Had an interesting day today at the Archive Screening Event at the School of Art in Margaret Street. We showed several Pebble Mill dramas: A Touch of Eastern Promise by Tara Prem, A Box of Swan by Alan David Price and Fellow Traveller by Michael Eaton. Tara Prem and Michael Eaton were able to join us and it was fascinating to hear from them about how the dramas came about.
Fellow Traveller is set in the McCarthy era in the US, when many Hollywood film makers were blacklisted for their Communist sympathies. Some screen writers who couldn’t write in the States resorted to working for British television, particularly ITV’s highly successful Robin Hood series. Fellow Traveller is the story of a Jewish writer: Asa Kaufman, who flees to Britain and writes several Robin Hood episodes.

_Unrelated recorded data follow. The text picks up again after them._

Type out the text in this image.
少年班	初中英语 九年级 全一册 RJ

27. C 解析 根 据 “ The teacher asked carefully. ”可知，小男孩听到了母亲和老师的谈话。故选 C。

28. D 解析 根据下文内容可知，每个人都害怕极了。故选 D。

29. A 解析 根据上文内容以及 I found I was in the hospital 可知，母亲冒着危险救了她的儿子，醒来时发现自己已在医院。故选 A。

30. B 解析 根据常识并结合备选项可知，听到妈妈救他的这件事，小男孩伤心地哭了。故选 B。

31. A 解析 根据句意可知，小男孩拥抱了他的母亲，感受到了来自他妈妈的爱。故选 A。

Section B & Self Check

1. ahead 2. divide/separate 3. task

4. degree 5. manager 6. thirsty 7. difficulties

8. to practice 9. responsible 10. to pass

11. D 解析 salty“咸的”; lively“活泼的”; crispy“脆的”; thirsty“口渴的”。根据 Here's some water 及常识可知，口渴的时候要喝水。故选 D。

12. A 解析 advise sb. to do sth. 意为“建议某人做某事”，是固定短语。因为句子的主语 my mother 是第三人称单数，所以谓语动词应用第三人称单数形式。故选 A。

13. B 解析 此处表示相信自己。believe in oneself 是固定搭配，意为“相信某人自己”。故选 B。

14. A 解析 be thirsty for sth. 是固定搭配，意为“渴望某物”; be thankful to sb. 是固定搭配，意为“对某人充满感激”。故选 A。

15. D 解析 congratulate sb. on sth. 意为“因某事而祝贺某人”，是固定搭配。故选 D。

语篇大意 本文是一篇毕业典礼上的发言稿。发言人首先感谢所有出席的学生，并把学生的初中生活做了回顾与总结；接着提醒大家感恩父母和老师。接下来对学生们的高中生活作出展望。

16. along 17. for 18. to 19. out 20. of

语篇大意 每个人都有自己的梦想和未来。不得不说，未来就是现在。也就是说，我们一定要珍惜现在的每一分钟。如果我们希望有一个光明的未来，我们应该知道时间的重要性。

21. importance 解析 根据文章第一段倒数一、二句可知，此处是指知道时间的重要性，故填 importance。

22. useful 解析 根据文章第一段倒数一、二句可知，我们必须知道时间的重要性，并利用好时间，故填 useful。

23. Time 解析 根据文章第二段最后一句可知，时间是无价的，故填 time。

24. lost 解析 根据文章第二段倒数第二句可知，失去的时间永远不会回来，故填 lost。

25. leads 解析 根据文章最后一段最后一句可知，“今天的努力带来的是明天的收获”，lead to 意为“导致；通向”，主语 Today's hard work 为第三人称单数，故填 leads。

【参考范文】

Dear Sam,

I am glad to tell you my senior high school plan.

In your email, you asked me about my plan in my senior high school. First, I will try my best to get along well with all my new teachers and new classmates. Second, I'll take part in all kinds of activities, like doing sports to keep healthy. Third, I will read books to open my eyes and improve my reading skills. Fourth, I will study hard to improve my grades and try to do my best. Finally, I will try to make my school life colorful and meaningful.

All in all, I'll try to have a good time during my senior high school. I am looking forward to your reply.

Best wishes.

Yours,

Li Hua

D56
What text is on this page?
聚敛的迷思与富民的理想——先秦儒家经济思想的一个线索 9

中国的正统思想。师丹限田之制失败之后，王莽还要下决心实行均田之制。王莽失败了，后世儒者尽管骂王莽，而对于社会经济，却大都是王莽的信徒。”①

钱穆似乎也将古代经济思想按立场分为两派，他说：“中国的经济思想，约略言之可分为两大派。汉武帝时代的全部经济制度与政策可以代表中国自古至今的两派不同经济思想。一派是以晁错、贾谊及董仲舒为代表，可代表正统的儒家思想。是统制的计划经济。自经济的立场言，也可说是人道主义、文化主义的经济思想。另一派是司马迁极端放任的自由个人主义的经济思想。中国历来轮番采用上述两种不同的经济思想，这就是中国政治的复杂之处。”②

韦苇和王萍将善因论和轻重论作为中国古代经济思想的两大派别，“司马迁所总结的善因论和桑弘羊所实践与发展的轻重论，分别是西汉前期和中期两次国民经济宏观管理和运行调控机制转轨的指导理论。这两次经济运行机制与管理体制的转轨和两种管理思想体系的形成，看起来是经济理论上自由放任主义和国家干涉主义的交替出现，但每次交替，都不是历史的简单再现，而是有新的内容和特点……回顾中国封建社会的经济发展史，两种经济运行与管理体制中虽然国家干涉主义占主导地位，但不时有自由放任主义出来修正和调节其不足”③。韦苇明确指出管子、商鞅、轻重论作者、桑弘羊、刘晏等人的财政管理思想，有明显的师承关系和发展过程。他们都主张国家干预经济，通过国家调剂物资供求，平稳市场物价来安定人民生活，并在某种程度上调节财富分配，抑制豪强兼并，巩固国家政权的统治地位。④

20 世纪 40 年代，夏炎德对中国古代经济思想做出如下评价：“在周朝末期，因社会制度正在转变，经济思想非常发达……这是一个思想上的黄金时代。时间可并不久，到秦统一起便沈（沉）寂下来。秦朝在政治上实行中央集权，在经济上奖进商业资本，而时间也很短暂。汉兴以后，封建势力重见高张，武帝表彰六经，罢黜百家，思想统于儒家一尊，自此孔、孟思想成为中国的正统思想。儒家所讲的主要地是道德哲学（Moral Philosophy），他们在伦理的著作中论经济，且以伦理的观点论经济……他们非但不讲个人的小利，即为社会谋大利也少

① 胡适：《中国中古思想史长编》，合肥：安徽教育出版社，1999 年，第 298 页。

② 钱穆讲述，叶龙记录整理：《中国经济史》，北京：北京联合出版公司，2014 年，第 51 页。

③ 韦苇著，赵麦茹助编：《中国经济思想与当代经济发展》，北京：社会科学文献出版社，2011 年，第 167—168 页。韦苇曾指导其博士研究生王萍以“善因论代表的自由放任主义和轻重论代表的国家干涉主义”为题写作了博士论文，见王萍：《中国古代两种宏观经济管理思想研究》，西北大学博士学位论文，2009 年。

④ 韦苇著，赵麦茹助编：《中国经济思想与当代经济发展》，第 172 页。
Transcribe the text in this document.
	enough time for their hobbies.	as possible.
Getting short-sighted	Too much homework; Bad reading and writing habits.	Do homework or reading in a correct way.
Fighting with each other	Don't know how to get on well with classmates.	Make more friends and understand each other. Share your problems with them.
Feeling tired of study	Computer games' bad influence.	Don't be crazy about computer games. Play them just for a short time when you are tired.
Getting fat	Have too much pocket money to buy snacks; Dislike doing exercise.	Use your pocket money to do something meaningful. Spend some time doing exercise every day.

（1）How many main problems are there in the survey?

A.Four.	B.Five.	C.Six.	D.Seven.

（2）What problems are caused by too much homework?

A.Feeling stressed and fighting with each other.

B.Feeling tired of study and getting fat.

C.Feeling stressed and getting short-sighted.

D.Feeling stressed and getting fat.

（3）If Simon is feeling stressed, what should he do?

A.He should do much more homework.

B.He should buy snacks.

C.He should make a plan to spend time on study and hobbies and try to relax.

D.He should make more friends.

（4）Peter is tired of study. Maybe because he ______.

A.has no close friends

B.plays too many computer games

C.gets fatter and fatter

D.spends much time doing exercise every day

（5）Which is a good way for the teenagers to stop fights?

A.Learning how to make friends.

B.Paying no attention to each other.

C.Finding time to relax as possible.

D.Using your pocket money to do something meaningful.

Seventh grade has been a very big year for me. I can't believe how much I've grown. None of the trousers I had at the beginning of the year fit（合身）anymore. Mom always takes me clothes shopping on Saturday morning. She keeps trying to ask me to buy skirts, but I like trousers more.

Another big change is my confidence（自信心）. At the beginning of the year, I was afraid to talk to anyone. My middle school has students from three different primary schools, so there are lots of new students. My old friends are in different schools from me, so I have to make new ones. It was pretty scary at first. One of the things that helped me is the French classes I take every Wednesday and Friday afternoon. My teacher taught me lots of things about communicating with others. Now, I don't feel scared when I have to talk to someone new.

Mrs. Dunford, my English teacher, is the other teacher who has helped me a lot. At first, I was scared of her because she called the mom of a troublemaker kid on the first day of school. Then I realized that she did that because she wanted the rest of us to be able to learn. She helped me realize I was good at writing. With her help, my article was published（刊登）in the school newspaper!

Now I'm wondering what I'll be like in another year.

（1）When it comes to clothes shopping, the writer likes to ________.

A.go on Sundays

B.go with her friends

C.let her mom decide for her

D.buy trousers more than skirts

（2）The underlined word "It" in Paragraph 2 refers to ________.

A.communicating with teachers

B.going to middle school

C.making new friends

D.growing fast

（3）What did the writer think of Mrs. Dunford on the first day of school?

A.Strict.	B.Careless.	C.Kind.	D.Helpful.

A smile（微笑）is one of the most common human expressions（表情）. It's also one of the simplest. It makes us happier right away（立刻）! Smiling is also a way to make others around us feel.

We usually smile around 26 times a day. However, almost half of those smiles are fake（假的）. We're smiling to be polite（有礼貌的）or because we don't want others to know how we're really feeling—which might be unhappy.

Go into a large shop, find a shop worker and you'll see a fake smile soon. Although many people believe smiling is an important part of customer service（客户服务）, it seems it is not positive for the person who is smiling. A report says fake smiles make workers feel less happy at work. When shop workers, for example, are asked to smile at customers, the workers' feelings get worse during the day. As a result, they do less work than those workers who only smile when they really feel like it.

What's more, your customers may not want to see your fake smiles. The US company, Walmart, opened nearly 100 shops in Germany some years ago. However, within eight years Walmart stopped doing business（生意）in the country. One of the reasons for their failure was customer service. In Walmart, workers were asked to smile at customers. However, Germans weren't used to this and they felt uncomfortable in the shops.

Michael Eaton wrote Fellow Traveller as a speculative script which he sent to HBO. The BBC had apparently already turned it down. Two weeks later HBO asked him to come across to the States. He said that going there was like having a masterclass in script writing. He was told that what he’d submitted was a two Act drama, and what it needed to be was a three Act drama – he hadn’t come across the three Act structure before. The original version finished with Asa Kaufman finding out how he had been betrayed and by whom, but unable to do anything about it. He then had to write a third Act where Kaufman confronted Leavey, which gave a much more satisfying conclusion.
Fellow Taveller was a three way co-production between HBO, BBC Pebble Mill and the BFI. It was shot on 35mm film, and had some theatrical release before being transmitted on BBC 2. It was the only TV film made at Pebble Mill. HBO apparently needed two different versions – one shorter and without any of the scenes containing nudity or sex, and one longer than the BBC version with some additional scenes in. Greg Miller, who edited the film in Soho, told us about how HBO had become quite demanding about their different versions quite late in the day. Michael Wearing produced the film and Philip Saville, who had worked with Michael Wearing on Boys from the Blackstuff, was the director.